A question that has arisen, however, is whether reactions to music are universal, or cultural. While we know a person can learn to listen to a certain type of music, at its basic level, what drives our love for the music we love? The response can never be one reason wholly over the other. They both affect us. Certain chords are pretty in certain cultures, and growing up in that culture, you learn that you should feel a certain way while hearing that music. However, we all have the same ear and brain structure, which would lead us to believe that our reactions to specific types of music should at least be similar to one another’s. (Williamson) In a study done using participants from separate cultures (India, Japan, and Sweden) listeners were given 11 emotions to identify in 132 musical examples. Each participant also rated his/her familiarity with the cultural identity of the music. At the end of the study, the people of different cultures had shown similar, but still varying views on the emotions conveyed by the music. Some cultures even had a predisposition to specific feelings, rating those emotions more often than others. (Williamson)
We are beginning to understand our own love of music not only as a cognitive reflex, but as a true art form.
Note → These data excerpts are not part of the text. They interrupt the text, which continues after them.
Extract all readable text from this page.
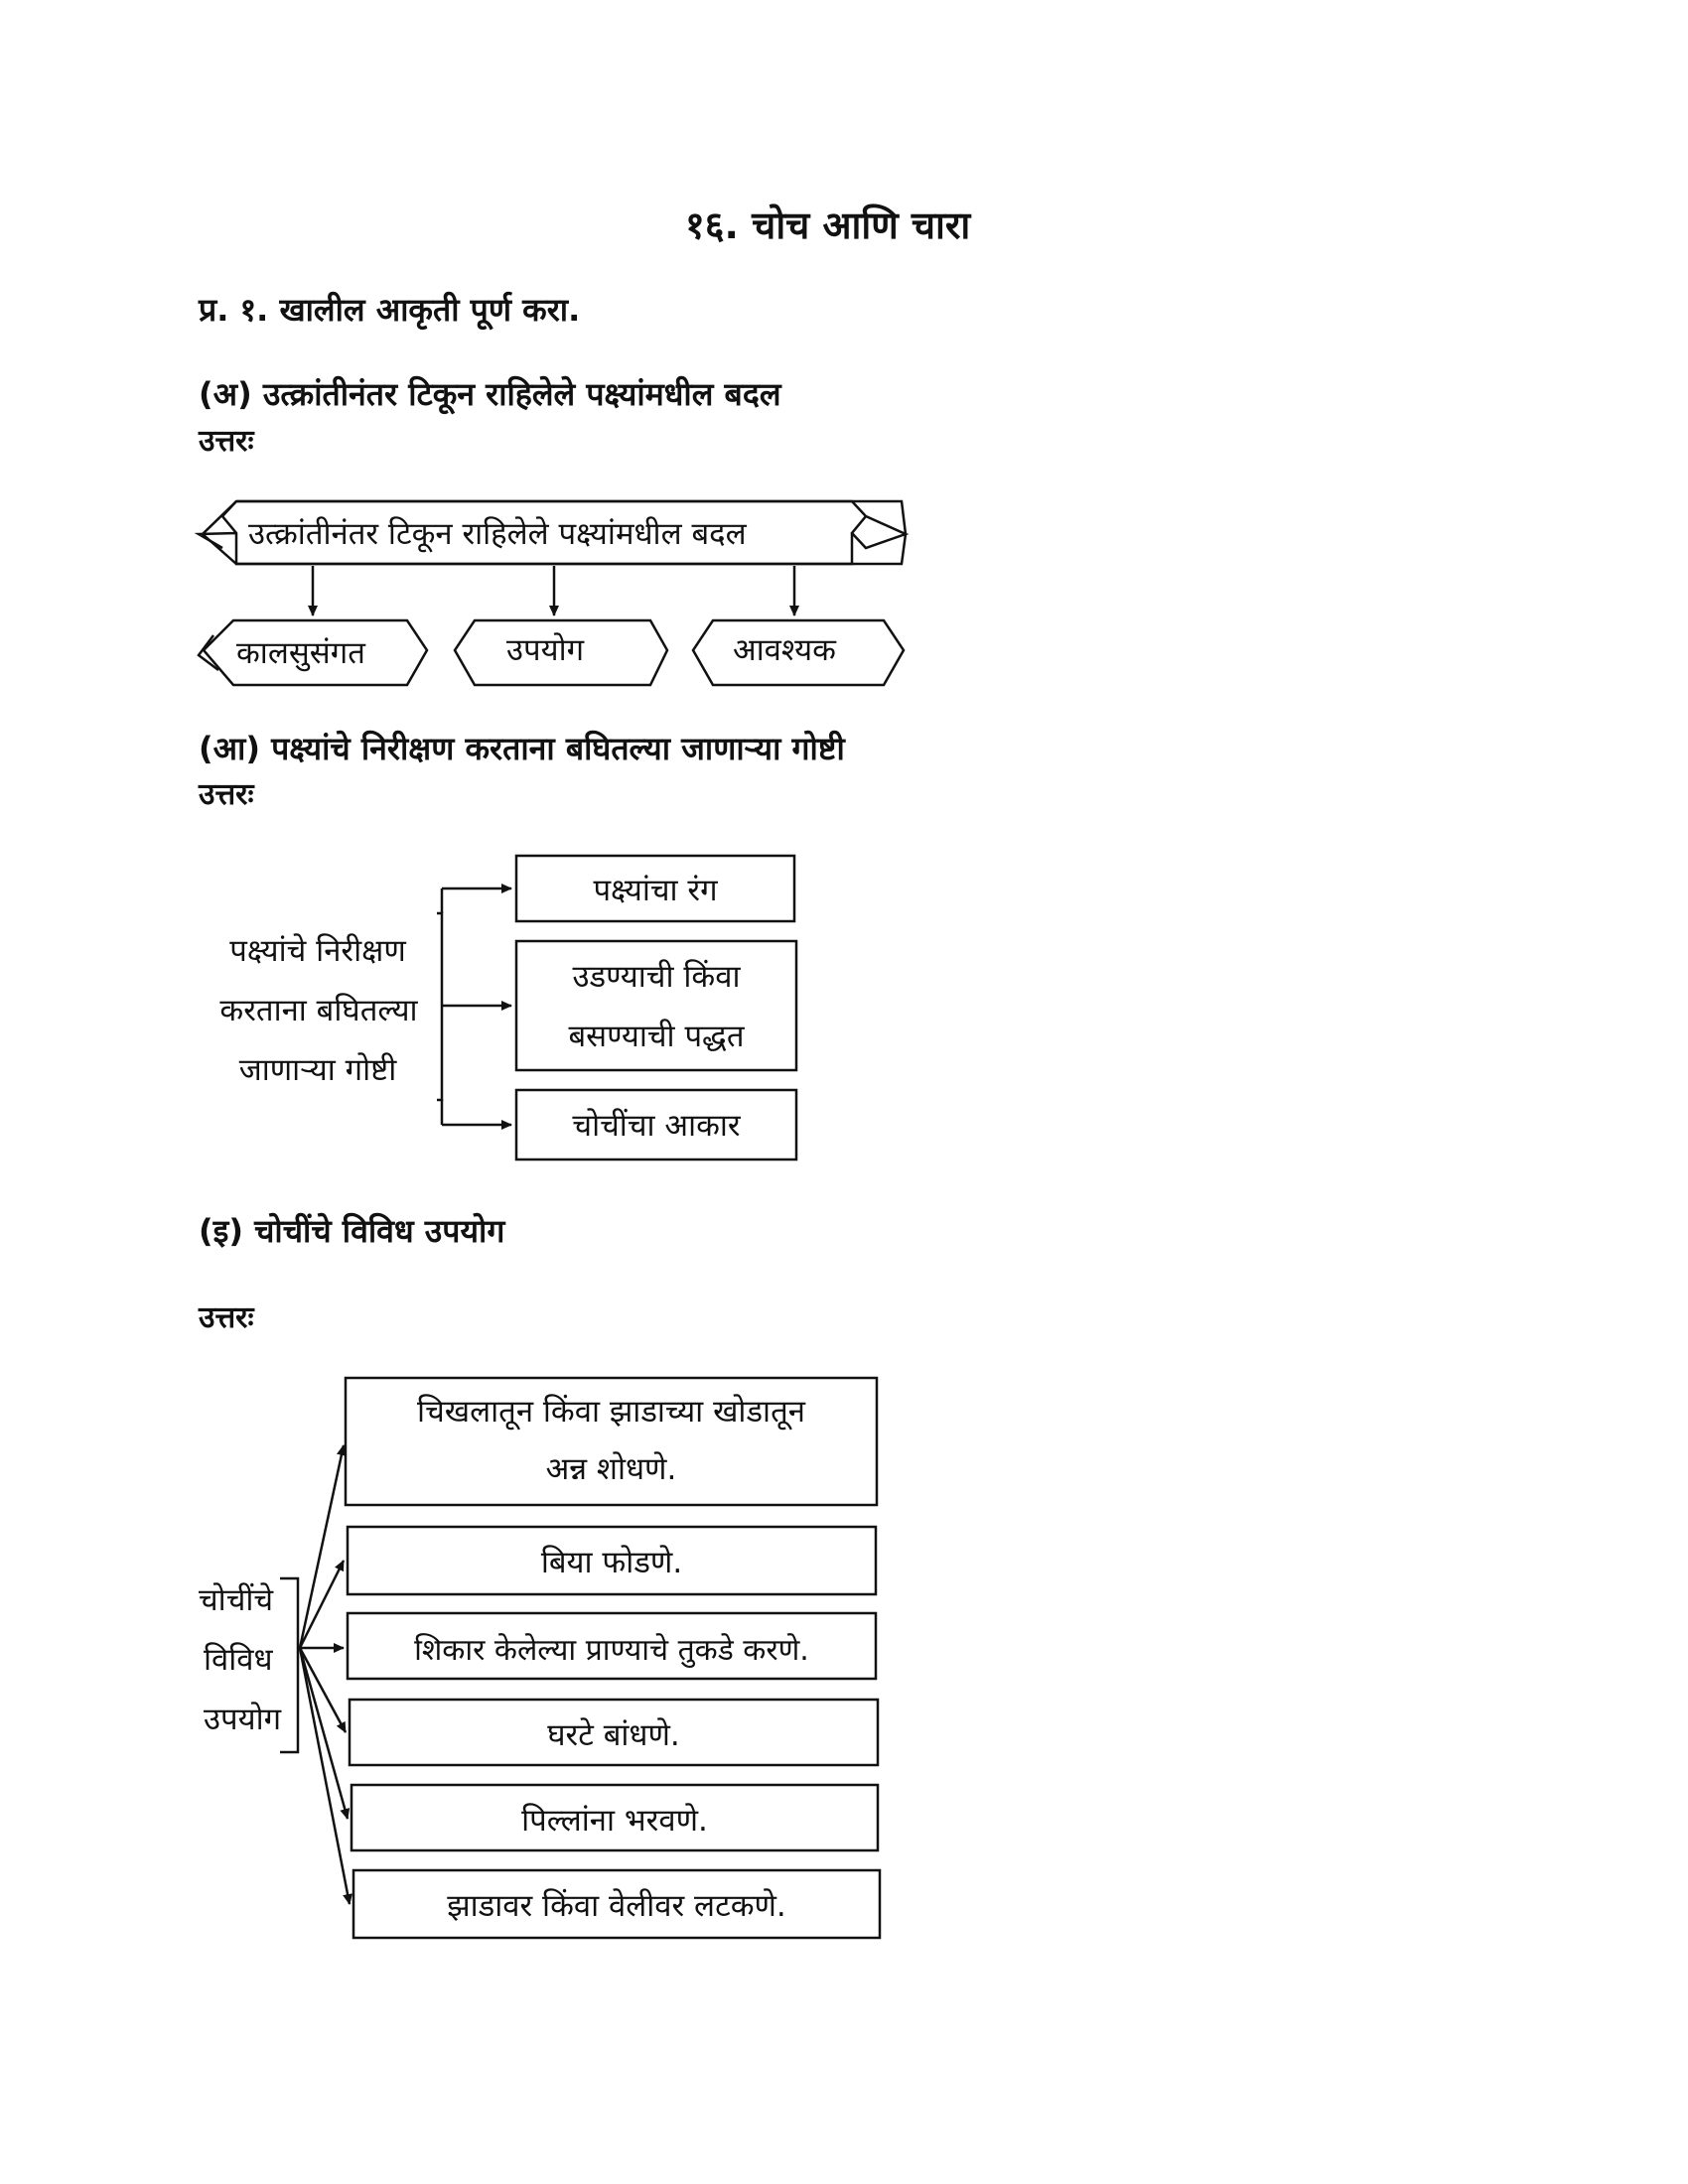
१६. चोच आणि चारा
प्र. १. खालील आकृती पूर्ण करा.
(अ) उत्क्रांतीनंतर टिकून राहिलेले पक्ष्यांमधील बदल
उत्तरः
उत्क्रांतीनंतर टिकून राहिलेले पक्ष्यांमधील बदल
कालसुसंगत	उपयोग	आवश्यक
(आ) पक्ष्यांचे निरीक्षण करताना बघितल्या जाणाऱ्या गोष्टी
उत्तरः
पक्ष्यांचे निरीक्षण
करताना बघितल्या
जाणाऱ्या गोष्टी
पक्ष्यांचा रंग
उडण्याची किंवा
बसण्याची पद्धत
चोचींचा आकार
(इ) चोचींचे विविध उपयोग
उत्तरः
चोचींचे
विविध
उपयोग
चिखलातून किंवा झाडाच्या खोडातून
अन्न शोधणे.
बिया फोडणे.
शिकार केलेल्या प्राण्याचे तुकडे करणे.
घरटे बांधणे.
पिल्लांना भरवणे.
झाडावर किंवा वेलीवर लटकणे.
This view is called the “Neuroaesthetics of Music.” (Brattico 48) The goal of this emerging field is to understand the basics of music perception, cognition, and emotion. (Brattico 49)
Of course, in the field of psychology, there are no absolute answers, but the study of music psychology continues to grow. Hopefully we will come to understand more about this field in the future, but for now, we will continue searching for answers to the intriguing questions this topic gives us.